The Magnificent Ambersons Review

The Magnificent Ambersons
The story of a talented but unlikeable scion of an aristocratic family who aims to sabotage his mother's happiness but receives the come-uppance everyone wants for him.

by Kim Newman |
Published on
Release Date:

10 Jul 1942

Running Time:

88 minutes

Certificate:

U

Original Title:

The Magnificent Ambersons

Kane enjoys a reputation as the greatest of incomplete masterpieces, a film hacked to bits and stitched back together like

a celluloid Frankenstein’s creature by philistine studio bods. Indeed, this adaptation of novelist Booth Tarkington’s saga of a prominent Midwestern family from the 1870s into the 20th century was a far more personal project for Welles than Kane (that being more of an aesthetic exercise to demonstrate his brilliance), making those hacks all the more painful.

Tarkington’s Pulitzer Prize-winning book struck many chords with Welles,  himself the Midwestern son of a wealthy inventor (like Joseph Cotten’s character, Eugene Morgan). In fact, he suspected that Tarkington, a friend of Welles’ family, based the spoilt brat and “princely terror” Georgie Amberson Minafer on him — he, too, was called Georgie as a child.

Yet, despite it clearly being close to his heart, it’s long been said Welles himself was at least partly to blame for the final cut betraying his vision. While RKO suits were fretting that Ambersons was too long, too dense and too sombre, Welles was trying to supervise its editing by telephone and telegram while occupied in Brazil with the eventually abandoned It’s All True. That, it turns out, was not entirely his choice. According to film writer Bill Krohn (see Extras box-out), millionaire politician and RKO shareholder Nelson Rockefeller propelled Welles to Brazil in the interest of U.S.-South American wartime relations. Whether he was doing his patriotic bit, or simply a bit green in the ways of Hollywood (Welles was still only 26, remember), it was a lifelong source of chagrin to him to ponder that if he had stayed obdurately on the scene in LA to fight for the unprecedented creative-control arrangement he’d negotiated

in 1940, The Magnificent Ambersons would be a very different picture.

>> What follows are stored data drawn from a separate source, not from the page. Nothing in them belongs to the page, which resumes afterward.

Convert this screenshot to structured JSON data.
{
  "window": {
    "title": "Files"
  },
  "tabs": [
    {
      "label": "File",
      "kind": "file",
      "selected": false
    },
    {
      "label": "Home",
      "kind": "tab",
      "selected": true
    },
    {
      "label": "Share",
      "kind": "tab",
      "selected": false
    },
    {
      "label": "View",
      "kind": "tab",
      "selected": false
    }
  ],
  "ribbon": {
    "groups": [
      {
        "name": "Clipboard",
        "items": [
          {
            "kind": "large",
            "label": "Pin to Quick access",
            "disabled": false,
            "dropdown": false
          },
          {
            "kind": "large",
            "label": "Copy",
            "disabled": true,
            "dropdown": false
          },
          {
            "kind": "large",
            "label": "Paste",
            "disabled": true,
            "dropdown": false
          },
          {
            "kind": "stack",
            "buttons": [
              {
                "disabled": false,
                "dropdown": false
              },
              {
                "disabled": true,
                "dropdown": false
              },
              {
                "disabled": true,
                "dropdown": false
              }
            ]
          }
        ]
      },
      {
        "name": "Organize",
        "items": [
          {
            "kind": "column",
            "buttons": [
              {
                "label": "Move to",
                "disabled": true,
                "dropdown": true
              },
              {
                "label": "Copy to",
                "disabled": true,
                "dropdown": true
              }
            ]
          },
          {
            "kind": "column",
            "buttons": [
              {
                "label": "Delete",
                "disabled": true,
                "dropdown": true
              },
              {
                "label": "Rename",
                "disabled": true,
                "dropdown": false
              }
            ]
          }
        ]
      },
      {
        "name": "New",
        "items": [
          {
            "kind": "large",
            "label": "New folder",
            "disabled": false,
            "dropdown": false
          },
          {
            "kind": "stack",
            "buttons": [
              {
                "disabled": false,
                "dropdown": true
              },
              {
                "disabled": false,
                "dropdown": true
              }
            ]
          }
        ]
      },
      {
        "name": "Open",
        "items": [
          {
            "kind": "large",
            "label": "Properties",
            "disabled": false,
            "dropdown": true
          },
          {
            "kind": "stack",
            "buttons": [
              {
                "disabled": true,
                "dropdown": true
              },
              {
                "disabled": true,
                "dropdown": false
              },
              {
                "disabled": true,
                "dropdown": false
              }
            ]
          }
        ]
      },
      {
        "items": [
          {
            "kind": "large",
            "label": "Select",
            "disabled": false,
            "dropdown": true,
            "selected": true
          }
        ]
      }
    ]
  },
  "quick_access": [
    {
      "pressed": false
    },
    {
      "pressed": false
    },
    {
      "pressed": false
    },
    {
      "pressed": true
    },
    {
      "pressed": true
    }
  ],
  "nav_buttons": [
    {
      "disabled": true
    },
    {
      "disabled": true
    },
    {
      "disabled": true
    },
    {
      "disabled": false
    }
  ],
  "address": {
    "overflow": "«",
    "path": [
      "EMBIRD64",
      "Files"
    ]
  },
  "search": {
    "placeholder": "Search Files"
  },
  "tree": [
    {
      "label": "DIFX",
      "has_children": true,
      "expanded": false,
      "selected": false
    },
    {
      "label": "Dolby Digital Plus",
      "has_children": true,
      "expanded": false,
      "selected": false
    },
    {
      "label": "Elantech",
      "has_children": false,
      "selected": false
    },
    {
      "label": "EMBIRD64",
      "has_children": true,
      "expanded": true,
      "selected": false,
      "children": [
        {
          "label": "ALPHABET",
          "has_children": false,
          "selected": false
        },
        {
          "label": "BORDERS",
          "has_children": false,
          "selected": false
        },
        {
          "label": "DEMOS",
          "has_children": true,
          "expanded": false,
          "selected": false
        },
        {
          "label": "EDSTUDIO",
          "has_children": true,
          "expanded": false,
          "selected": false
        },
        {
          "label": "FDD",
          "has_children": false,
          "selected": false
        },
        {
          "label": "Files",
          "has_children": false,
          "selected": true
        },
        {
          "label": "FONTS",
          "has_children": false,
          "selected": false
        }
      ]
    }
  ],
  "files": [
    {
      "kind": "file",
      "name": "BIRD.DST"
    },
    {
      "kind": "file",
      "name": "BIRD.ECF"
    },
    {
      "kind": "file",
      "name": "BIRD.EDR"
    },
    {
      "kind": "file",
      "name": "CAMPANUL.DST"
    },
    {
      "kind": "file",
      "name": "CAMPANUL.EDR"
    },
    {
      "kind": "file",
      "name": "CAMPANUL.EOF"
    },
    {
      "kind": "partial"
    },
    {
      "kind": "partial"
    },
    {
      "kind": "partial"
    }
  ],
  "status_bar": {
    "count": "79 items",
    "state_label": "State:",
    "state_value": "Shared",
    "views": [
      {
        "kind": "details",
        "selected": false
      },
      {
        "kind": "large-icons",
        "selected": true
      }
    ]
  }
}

Still, what makes Ambersons not the undoing of Orson but another testament to his audacious talent is that the released version still has vintage Welles magic — enough for the film to endure as an unfinished American classic of change, longing and loss. Even mutilated, the movie’s grace, cinematography and performances denote a superior achievement. Among the dazzling highlights are a glittering ball, a party outing in the snow and visually unforgettable encounters with love and death in the family’s darkening mansion.

Alas, there will never be a ‘director’s cut’ DVD reconstruction. After cuts, re-editing, re-shoots and the tacking on of a new, more uplifting ending were done behind his back, 50 minutes of Welles’

own last cut were destroyed in his absence to prevent any further changes.

Could it have been greater than Kane? We’ll never be sure, but because it’s a warmer film that deals as much with the heart as with art, it’s a beauty even as it is.

It's a tragedy that someone else' happy ending is tacked onto his tale, but the film retains enough brilliance to make us glad it's been re-released.